On Christmas Eve 1914, German and English soldiers faced each other along the western front. In the English trenches, letters and cards arrived from home. The soldiers cheered up a little. By midnight some of them even began to sing. Then suddenly a sentry shouted excitedly: 'Listen!' They listened and heard that the Germans were also singing.

A short while later, two brave soldiers, one from each side, met out in the open. More joined them. From a military point of view it made no sense. As soldiers they were supposed to fight each other. To stop suddenly, to be friends, just didn’t make sense. But there was a greater force than armies at the front that night.

When Christmas Day dawned, soldiers with smiling faces were strolling around No Man’s Land. They exchanged food, souvenirs and cigarettes. About midday, as the friendship grew, a football match between the two sides started up. But it didn’t last long. The news had reached the generals, and sharp orders arrived to put an end to the whole thing. The officers herded the men back into the trenches. It was all over. As Christmas Day turned into night, the war resumed.

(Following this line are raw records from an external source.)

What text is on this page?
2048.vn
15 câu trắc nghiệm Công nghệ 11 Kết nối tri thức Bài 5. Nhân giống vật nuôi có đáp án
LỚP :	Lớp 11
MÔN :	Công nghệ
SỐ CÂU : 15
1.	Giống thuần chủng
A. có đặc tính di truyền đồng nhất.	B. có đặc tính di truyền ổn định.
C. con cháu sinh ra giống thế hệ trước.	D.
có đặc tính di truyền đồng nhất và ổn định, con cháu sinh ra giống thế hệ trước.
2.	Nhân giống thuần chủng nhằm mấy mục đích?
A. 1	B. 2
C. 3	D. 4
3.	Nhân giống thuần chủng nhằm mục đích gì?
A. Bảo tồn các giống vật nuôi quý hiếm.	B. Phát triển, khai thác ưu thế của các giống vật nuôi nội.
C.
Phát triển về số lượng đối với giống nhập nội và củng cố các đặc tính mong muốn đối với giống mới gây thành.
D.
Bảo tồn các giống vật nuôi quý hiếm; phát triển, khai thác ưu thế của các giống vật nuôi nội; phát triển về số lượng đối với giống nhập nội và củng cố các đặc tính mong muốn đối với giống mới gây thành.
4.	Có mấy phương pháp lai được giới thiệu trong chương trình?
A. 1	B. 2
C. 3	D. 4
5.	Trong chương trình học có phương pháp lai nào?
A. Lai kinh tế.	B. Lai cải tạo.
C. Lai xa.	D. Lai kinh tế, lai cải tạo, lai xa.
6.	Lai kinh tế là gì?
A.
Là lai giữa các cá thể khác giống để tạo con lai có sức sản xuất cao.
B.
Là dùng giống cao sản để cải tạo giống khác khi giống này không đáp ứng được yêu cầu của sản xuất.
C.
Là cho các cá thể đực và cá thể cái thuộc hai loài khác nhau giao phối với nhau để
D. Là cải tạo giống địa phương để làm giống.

That brief outbreak of peace is not only a vivid illustration of the power of Christmas and of the birth of the Prince of Peace which it commemorates. That brief outbreak of peace was also a vivid illustration of what happens when people encounter each other in the flesh, when our theoretical ideas and assumptions about the 'other' give way to a more personal and accurate knowledge and experience of them as people; human persons like us.

The same thing can be said about God. In the Letter to the Hebrews we read that, 'long ago God spoke to our ancestors in many and various ways by the prophets, but in these last days he has spoken to us by a Son' … Jesus is 'the exact imprint of God’s very being'. In Old Testament times, God spoke to his people through the law of Moses and the Prophets, but only in types and shadows. In Christ, however, God meets us in the flesh in order that our partial glimpses, theoretical ideas and assumptions about God may give way to a more definitive knowledge and personal experience of him.

And just like the encounter between those soldiers along the western front, Christ meets us and invites us to cross the lines and boundaries which once separated God from humanity. The Church Fathers often described this wonderful exchange in terms of the Son of God ‘becoming the Son of Man so that the sons of men might become the sons of God’ [sic]. Hence, we read in John’s Gospel, 'to all who received him, who believed in his name, he gave power to become children of God, who were born, not of blood, or of the will of the flesh, or of the will of a man, but of God'.

Christmas celebrates Christ’s birth and represents God’s entry point into human life as much as it represents our entry point into the life of God. By clothing himself with our humanity, Jesus has bestowed upon us a divine dignity and potential. This Christmas season, may we all grow in our appreciation of this profound mystery.

And let us pray that the world may experience a true and lasting outbreak of peace - in human hearts, minds, communities - across the globe.